A short glossary so the rest of this page makes sense:

Term What it means
FHIR R4 International standard for exchanging healthcare data. Every modern EHR (Epic, Cerner, Athena) supports it. We read patient charts via FHIR.
ICD-10 The diagnosis coding system used for billing. E11.65 is "Type 2 diabetes with hyperglycemia." I50.9 is "Heart failure, unspecified."
HCC / RAF (CMS V28) Hierarchical Condition Categories. Medicare pays providers more for sicker patients. Each ICD-10 code maps to an HCC category, which has a Risk Adjustment Factor (RAF) score that determines per-patient revenue. Missing an HCC-mapped code costs real money.
LOINC Standard codes for lab tests. HbA1c is 4548-4. eGFR is 33914-3. BNP is 42637-9.
MEAT Coding standard from CMS auditors: a coded diagnosis must be supported by Monitoring (relevant labs), Evaluation (encounters), Assessment (in the note), and Treatment (medications).
EHR Electronic Health Record. Where doctors document care. Epic and Cerner are the two largest in the US.
MCP Model Context Protocol. Anthropic's open standard for letting AI agents call external tools. We built an MCP server.

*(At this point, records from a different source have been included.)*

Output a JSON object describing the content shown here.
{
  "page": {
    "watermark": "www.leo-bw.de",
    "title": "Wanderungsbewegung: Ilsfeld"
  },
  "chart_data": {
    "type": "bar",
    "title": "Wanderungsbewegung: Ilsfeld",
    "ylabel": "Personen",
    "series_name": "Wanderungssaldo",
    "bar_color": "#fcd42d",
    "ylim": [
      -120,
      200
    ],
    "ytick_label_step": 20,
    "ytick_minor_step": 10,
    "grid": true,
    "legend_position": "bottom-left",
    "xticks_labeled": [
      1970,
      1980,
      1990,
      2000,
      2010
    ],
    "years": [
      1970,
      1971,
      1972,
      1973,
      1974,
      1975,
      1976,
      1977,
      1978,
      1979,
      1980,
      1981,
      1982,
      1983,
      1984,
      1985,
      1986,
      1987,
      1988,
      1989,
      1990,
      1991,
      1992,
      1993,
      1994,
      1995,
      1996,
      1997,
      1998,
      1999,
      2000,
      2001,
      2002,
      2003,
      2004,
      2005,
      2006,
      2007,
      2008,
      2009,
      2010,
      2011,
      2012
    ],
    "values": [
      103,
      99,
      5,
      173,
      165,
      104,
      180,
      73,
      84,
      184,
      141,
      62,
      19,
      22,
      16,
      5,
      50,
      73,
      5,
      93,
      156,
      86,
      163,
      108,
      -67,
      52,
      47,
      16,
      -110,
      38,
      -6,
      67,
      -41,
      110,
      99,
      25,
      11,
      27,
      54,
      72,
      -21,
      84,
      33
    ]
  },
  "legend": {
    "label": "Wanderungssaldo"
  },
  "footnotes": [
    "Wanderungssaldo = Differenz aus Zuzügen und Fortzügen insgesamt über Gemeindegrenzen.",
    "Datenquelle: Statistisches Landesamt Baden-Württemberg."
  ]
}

SHARP Prompt Opinion's extension to MCP that propagates FHIR session credentials through tool calls. Lets our server authenticate to the EHR as if it were the clinician.
NER Named Entity Recognition. NLP technique for finding clinical entities (conditions, medications) in unstructured text. We use ClinicalBERT for this.
Negation "Denies chest pain" or "no diabetes" should NOT be flagged as a gap. We use NegSpacy + the ConText algorithm to handle this.
Section detection Distinguishing "Type 2 diabetes" in History of Present Illness (just context) vs. Assessment and Plan (being actively managed). Only the latter counts as evidence.